The IP law firm has ensured Prevtec’s IP is safeguarded, but the relationship extends well beyond the basics of traditional patent and trademark filings.
Smart & Biggar has been instrumental as a strategic IP advisor as Prevtec has developed its technology portfolio—advising on how to extract the most value from research and development dollars, as well as negotiating and providing insight on the IP aspects of Prevtec’s licensing and financing deals. It has also helped the company with its IP valuation, which was one of the leading factors in its decision to turn down Big Pharma’s first big-ticket offer.
As Goorachurn points out, innovative Canadian companies have a tendency to sell out too quickly. At Prevtec, Fortin, Nadeau and the rest of the management team looked at the monetary value attached to their IP and were confident enough to risk going it alone.

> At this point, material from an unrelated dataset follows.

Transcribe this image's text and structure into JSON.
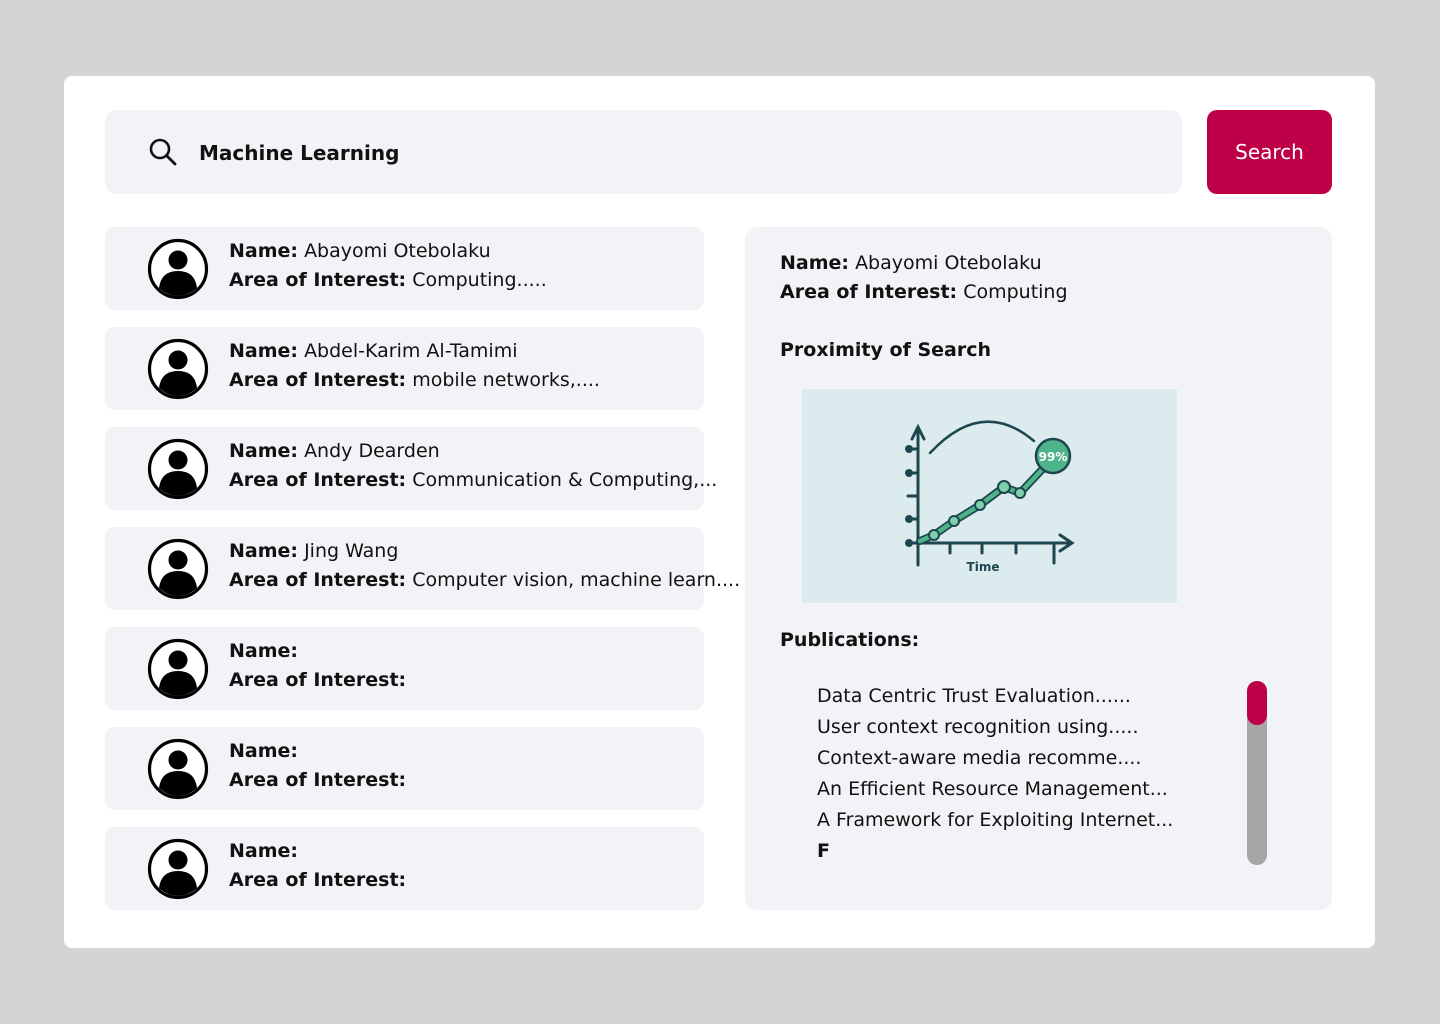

They eventually signed a distribution and licensing deal with Elanco, but remain wholly-independent. In fact, Prevtec’s strategic plan from the outset was to develop the new technology and manage the regulatory process internally, but then work with partners to get the approved, licensed products to market.
Within the European Union for example, where the annual pig production averages 250 million heads, Prevtec was able to obtain market authorization to distribute two of its vaccines because of its high quality homologation application file, which included valuable and broad intellectual property.

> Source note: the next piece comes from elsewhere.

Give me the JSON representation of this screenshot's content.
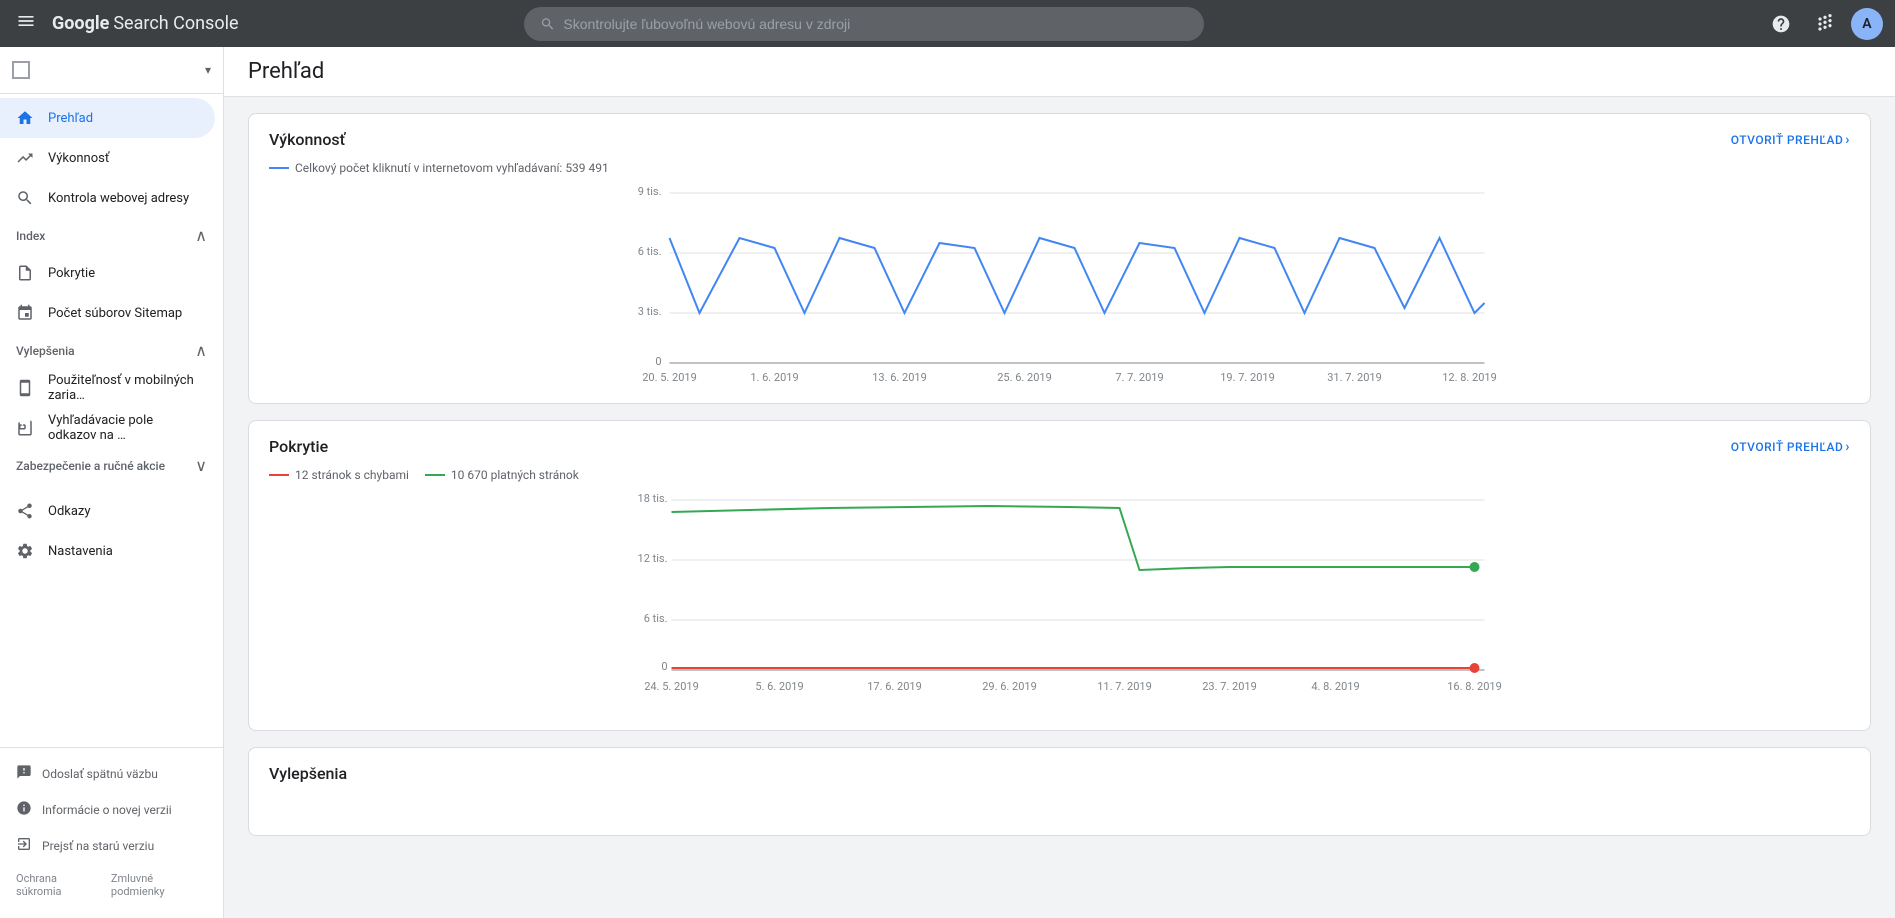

“Given our smaller SME profile and its financial resources, we decided upon a unique business model—namely, to focus on internal R&D and develop regulatory expertise for Prevtec’s products, and retain full ownership of its intellectual property, while outsourcing manufacturing and marketing of its products,” Fortin says. Having a precise dollar value on Prevtec’s IP portfolio was also helpful through multiple rounds of investment funding.
“Without any patents at the beginning, nobody wanted to put money in the company,” Nadeau adds. “You need patents and a quality portfolio to attract investors because without any protection, people will evaluate the risk to finance the company too high, especially in our business.”
With its first product now well-established in several markets around the world, the biotech firm has continued working on new vaccines to expand to new areas and address different animal ailments. It now employs 20 people and has three vaccines licensed in Canada.
Success, however, breeds competitors.
While Prevtec’s IP portfolio helps keep its technology and other unpatentable know-how secure, that hasn’t stopped other companies from slowly encroaching on its space. A few mid-sized pharma firms have recently launched competitive products, Fortin said.
Looking forward, Prevtec continues to hold IP strategy sessions with Smart & Biggar and its financial partners on how to best manage and mitigate the impending competitive threats. Unsurprisingly, continued investment in innovation and new ways to leverage its ever-expanding IP portfolio are at the top of the list.